XSLT - remove whitespace from template

XmlXslt

Xml Problem Overview


I am using XML to store a small contact list and trying to write a XSL template that will transform it into a CSV file. The problem I am having is with whitespace in the output.

The output:

Friend, John, Smith, Home,
		123 test,
	   Sebastopol,
	   California,
	   12345,
	 Home 1-800-123-4567, Personal [email protected]

I have indented/spaced both the source XML file and the associated XSL Template to make it easier to read and develop, but all that extra white space is getting itself into the output. The XML itself doesn't have extra whitespace inside the nodes, just outside of them for formatting, and the same goes for the XSLT.

In order for the CSV file to be valid, each entry needs to be on it's own line, not broken up. Besides stripping all extra white space from the XML and XSLT (making them just one long line of code), is there another way to get rid of the whitespace in the output?

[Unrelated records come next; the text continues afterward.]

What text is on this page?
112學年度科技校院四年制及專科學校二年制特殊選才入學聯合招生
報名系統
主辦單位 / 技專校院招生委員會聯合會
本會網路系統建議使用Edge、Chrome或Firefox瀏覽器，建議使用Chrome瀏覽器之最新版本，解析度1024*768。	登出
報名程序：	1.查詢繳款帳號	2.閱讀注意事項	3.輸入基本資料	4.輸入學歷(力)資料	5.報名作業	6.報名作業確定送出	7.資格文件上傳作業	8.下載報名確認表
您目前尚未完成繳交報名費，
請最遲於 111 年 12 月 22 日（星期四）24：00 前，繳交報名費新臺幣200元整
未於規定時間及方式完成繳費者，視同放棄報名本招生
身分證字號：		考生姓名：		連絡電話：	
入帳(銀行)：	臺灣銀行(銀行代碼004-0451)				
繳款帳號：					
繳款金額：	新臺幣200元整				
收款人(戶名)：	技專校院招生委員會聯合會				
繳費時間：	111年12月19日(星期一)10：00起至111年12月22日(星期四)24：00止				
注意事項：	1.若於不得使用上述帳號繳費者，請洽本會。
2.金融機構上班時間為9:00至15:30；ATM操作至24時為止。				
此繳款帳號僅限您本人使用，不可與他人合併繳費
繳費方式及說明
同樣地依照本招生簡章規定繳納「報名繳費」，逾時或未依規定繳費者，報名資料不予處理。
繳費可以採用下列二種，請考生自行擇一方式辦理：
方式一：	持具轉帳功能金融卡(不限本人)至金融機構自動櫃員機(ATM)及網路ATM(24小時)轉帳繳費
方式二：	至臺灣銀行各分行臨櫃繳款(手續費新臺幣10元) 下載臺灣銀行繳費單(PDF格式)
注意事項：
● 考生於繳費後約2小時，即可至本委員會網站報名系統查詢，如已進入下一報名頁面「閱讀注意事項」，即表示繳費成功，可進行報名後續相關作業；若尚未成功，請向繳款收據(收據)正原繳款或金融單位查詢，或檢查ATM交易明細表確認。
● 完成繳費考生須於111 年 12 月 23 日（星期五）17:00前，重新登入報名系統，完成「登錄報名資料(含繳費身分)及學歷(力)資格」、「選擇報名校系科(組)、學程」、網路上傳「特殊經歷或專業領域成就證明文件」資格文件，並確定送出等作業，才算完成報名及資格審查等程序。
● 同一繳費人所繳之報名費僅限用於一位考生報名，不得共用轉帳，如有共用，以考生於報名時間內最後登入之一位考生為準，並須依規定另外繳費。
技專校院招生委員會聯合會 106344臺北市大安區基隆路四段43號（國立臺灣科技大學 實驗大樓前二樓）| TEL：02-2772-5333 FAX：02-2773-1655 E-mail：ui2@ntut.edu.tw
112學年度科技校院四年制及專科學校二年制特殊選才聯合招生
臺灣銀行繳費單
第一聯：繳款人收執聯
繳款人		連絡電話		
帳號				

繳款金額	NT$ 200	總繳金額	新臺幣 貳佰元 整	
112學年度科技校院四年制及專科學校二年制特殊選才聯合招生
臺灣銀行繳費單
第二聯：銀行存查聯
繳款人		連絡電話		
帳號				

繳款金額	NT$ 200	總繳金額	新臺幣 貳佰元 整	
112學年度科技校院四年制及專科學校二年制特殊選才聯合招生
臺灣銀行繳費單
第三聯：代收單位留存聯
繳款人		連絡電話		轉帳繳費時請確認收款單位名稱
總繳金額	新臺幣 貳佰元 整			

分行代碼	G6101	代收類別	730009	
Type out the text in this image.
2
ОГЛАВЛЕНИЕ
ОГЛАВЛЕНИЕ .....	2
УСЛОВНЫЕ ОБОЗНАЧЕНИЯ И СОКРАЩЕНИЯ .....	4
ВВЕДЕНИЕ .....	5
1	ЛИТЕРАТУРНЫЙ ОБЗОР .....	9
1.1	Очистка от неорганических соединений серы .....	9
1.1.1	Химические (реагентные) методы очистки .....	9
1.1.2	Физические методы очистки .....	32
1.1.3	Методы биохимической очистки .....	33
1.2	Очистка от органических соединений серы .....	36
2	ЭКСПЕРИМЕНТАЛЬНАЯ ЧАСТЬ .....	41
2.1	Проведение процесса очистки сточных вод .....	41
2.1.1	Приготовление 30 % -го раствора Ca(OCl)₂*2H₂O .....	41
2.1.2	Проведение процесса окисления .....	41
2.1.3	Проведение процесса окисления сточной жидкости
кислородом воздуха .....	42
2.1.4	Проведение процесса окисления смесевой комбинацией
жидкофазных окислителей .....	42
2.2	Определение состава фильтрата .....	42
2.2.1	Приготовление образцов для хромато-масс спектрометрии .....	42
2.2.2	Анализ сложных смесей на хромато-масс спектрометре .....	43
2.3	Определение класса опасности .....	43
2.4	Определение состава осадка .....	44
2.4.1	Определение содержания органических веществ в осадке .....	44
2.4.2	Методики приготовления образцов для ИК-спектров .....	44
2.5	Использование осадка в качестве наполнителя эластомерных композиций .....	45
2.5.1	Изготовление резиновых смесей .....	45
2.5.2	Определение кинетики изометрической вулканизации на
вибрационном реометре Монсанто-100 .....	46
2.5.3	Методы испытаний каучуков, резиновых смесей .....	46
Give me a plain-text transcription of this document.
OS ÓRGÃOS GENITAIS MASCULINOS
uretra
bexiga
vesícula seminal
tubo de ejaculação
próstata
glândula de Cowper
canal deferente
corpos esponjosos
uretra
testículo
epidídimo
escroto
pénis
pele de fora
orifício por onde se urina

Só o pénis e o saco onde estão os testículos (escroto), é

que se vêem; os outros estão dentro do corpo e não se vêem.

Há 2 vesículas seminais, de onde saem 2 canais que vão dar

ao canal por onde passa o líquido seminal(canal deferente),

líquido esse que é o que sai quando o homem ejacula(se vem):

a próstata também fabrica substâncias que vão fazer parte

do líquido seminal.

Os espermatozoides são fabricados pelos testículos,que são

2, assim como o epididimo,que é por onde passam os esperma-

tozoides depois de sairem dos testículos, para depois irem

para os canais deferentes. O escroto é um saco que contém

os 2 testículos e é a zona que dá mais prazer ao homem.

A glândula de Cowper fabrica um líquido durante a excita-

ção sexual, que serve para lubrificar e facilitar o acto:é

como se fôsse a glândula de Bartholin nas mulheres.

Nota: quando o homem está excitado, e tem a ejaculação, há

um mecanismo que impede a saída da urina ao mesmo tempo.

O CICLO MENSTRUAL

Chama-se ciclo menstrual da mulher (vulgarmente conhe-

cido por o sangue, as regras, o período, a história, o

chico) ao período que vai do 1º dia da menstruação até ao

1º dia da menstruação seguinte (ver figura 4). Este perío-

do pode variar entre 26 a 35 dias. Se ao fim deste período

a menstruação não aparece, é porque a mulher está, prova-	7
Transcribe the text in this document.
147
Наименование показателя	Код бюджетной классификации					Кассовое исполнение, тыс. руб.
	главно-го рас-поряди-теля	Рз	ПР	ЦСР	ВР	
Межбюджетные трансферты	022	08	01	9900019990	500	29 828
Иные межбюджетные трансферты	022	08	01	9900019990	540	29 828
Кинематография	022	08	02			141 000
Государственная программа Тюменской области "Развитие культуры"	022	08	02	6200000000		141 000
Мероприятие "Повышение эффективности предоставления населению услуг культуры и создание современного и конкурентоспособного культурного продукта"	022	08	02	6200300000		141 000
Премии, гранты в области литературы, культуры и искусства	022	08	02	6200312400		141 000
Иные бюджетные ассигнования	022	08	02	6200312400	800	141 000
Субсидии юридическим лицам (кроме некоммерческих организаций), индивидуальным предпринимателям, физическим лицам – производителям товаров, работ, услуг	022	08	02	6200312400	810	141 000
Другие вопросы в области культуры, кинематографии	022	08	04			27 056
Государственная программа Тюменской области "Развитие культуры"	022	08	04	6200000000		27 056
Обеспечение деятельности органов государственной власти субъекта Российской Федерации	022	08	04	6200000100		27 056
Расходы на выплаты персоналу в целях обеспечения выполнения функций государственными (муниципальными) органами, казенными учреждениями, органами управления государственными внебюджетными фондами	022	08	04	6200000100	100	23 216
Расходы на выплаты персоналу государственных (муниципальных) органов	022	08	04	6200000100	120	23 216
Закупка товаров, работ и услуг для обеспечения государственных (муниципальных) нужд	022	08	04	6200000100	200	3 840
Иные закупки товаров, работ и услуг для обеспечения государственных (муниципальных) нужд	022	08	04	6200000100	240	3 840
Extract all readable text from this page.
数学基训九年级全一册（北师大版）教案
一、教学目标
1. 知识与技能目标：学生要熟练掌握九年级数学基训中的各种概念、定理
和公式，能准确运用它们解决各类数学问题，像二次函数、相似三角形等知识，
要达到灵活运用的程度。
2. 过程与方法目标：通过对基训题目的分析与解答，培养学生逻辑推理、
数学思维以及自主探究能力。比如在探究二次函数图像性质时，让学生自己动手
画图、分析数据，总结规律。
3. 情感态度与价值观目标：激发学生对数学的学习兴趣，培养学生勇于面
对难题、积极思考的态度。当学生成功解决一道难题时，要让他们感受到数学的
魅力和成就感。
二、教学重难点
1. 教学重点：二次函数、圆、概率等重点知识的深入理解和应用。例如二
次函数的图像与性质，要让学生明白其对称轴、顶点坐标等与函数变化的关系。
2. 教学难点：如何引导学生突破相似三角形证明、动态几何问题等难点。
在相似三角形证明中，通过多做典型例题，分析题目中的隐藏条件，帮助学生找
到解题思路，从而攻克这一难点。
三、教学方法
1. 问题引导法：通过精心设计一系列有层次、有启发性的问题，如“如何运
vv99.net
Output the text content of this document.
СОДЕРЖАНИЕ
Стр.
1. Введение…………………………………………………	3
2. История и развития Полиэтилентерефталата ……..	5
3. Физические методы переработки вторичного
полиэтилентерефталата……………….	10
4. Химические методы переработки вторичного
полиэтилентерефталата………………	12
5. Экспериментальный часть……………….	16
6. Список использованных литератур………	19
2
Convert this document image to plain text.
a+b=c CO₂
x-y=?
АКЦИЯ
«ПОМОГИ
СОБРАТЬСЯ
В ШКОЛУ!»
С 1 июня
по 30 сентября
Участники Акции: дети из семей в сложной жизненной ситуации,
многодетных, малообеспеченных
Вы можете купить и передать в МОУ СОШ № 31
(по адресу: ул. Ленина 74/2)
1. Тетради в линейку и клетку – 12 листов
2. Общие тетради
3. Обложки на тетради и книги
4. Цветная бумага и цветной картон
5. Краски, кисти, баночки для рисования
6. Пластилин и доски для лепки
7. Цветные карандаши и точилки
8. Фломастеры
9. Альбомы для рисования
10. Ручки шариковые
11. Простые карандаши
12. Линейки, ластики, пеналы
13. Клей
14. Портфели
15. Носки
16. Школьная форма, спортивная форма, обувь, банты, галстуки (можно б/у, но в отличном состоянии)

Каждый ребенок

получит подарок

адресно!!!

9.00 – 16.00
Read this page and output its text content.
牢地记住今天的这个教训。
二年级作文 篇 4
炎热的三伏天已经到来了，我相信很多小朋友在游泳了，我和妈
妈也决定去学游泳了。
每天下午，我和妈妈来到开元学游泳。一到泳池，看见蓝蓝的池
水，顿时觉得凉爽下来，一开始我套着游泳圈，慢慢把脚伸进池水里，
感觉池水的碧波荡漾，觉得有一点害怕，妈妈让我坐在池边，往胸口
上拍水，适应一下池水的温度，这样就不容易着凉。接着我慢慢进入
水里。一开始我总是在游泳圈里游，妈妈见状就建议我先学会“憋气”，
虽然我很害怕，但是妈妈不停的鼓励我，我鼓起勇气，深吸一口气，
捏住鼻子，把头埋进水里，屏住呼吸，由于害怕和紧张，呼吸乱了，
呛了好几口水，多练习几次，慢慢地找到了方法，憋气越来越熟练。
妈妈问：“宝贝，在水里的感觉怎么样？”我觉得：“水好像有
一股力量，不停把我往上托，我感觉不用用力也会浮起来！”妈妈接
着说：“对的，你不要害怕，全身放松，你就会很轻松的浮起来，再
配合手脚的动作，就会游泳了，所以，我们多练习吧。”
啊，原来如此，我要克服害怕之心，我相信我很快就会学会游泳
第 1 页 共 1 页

Edit: Here is a small XML sample:

<PHONEBOOK>
	<LISTING>
		<FIRST>John</FIRST>
		<LAST>Smith</LAST>
		<ADDRESS TYPE="Home">
			<STREET>123 test</STREET>
			<CITY>Sebastopol</CITY>
			<STATE>California</STATE>
			<ZIP>12345</ZIP>
		</ADDRESS>
		<PHONE>1-800-123-4567</PHONE>
		<EMAIL>[email protected]</EMAIL>
		<RELATION>Friend</RELATION>
	</LISTING>
</PHONEBOOK>

And here is the XSLT:

<?xml version="1.0" ?>
<xsl:stylesheet version="1.0" xmlns:xsl="http://www.w3.org/1999/XSL/Transform">
<xsl:output method="text" />

 <xsl:template match="/">
   <xsl:for-each select="//LISTING">
	<xsl:value-of select="RELATION" /><xsl:text>, </xsl:text>
	<xsl:value-of select="FIRST" /><xsl:text>, </xsl:text>
	<xsl:value-of select="LAST" /><xsl:text>, </xsl:text>

	<xsl:if test="ADDRESS">
	 <xsl:for-each select="ADDRESS">
	   <xsl:choose>
		<xsl:when test="@TYPE">
		 <xsl:value-of select="@TYPE" />,
		</xsl:when>
			<xsl:otherwise>
			<xsl:text>Home </xsl:text>
			</xsl:otherwise>
	   </xsl:choose>
	   <xsl:value-of select="STREET" />,
	   <xsl:value-of select="CITY" />,
	   <xsl:value-of select="STATE" />,
	   <xsl:value-of select="ZIP" />,
	 </xsl:for-each>
	</xsl:if>

	<xsl:for-each select="PHONE">
	  <xsl:choose>
	   <xsl:when test="@TYPE">
		<xsl:value-of select="@TYPE" />  
	   </xsl:when>
	   <xsl:otherwise><xsl:text>Home </xsl:text></xsl:otherwise>
	  </xsl:choose>
	 <xsl:value-of select="."  /><xsl:text  >, </xsl:text>
	</xsl:for-each>

	<xsl:if test="EMAIL">
	 <xsl:for-each select="EMAIL">
	  <xsl:choose>
	   <xsl:when test="@TYPE">
		<xsl:value-of select="@TYPE" /><xsl:text  > </xsl:text> 
	   </xsl:when>
	   <xsl:otherwise><xsl:text  >Personal </xsl:text></xsl:otherwise>
	  </xsl:choose>
	  <xsl:value-of select="."  /><xsl:text  >, </xsl:text>
	 </xsl:for-each>
	</xsl:if>
	<xsl:text>&#10;&#13;</xsl:text>
   </xsl:for-each>
 </xsl:template>

</xsl:stylesheet>

Xml Solutions


Solution 1 - Xml

In XSLT, white-space is preserved by default, since it can very well be relevant data.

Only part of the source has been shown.